# Service dog awareness day



## AutismDogGirl (Oct 7, 2010)

Is ther one? If not do you think there should be an awareness day?


----------



## lanaw13 (Jan 8, 2011)

Absolutely!! I am always amazed at what service dogs can do…. ! They are angels in dog fur!


----------



## Greydusk (Mar 26, 2010)

There's already a bazillion awarness day's...I don't really get the point of them to be honest....


----------



## ILGHAUS (Nov 25, 2002)

There is no official day set aside. Different groups in different areas from time to time will have some activities on a certain day but nothing on a state or federal level.

Maybe we should start one.


----------



## AutismDogGirl (Oct 7, 2010)

ILGHAUS said:


> There is no official day set aside. Different groups in different areas from time to time will have some activities on a certain day but nothing on a state or federal level.
> 
> Maybe we should start one.


I would love to set one up


----------



## ILGHAUS (Nov 25, 2002)

If you didn't notice, I sent you a PM.


----------



## AutismDogGirl (Oct 7, 2010)

ILGHAUS said:


> If you didn't notice, I sent you a PM.


Thank you I just got it and sent a reply


----------



## ILGHAUS (Nov 25, 2002)

I have put some points out and so far have had some feedback and interest. The date we have talked about is January 11. 

ASDogGeek, as things begin to go forward I'll keep you in the loop for your help.


----------



## KZoppa (Aug 14, 2010)

that would be awesome.


----------



## ILGHAUS (Nov 25, 2002)

The two groups that I am involved with and have decided to promote a special day are in the process of deciding to go with Service Dog Awareness Day or Assistance Dog Awareness Day.

So far the majority seem to want Assistance Dog as that takes in Guide Dogs, Hearing Dogs, and Service Dogs as many organizations and individuals around the world refer to this type of working dog. I myself also use the term Assistance for the whole and then break it down into guide, hearing, and service. 

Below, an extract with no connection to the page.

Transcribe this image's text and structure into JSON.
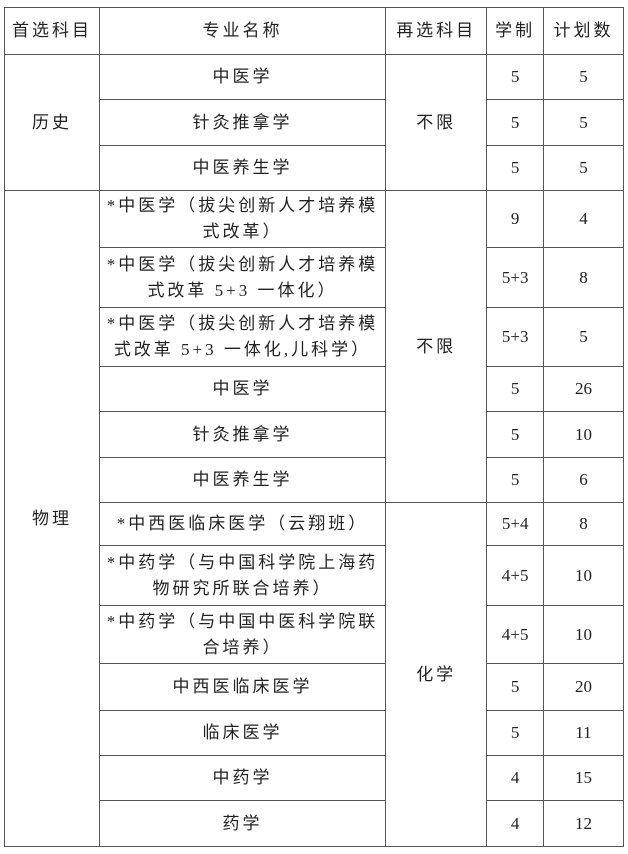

I just wanted to update those who are interested here that there is a movement going on for a special awareness day and it seems that the people who got the motion going are GSD owners and handlers. Several from this forum included. But of course the interest was picked up by our friends who use other breeds.


----------



## ILGHAUS (Nov 25, 2002)

I would like to thank ASDogGeek for giving the push to get things moving and has agreed to stay a part of the movement. And also a thanks to Lin who has already been a help behind the scenes.


----------



## AbbyK9 (Oct 11, 2005)

You know you've always got my help if you need any graphics for it or anything.


----------



## ILGHAUS (Nov 25, 2002)

Thanks Chris. When we get going maybe you can help spread the word. We'll be needing ideas too.


----------



## ILGHAUS (Nov 25, 2002)

The in-house voting ended just a short while ago. The special day being spearheaded by Service Dog Central and (Karl's Kids Program, Inc.) ADAP/Assistance Dog Advocacy Project will be called *Assistance Dog Appreciation Day* and will be January 11 beginning in 2012.


----------



## Hillary_Plog (Apr 3, 2011)

Wow...exciting news! Please let me know if there is anything I can do to help promote and/or execute!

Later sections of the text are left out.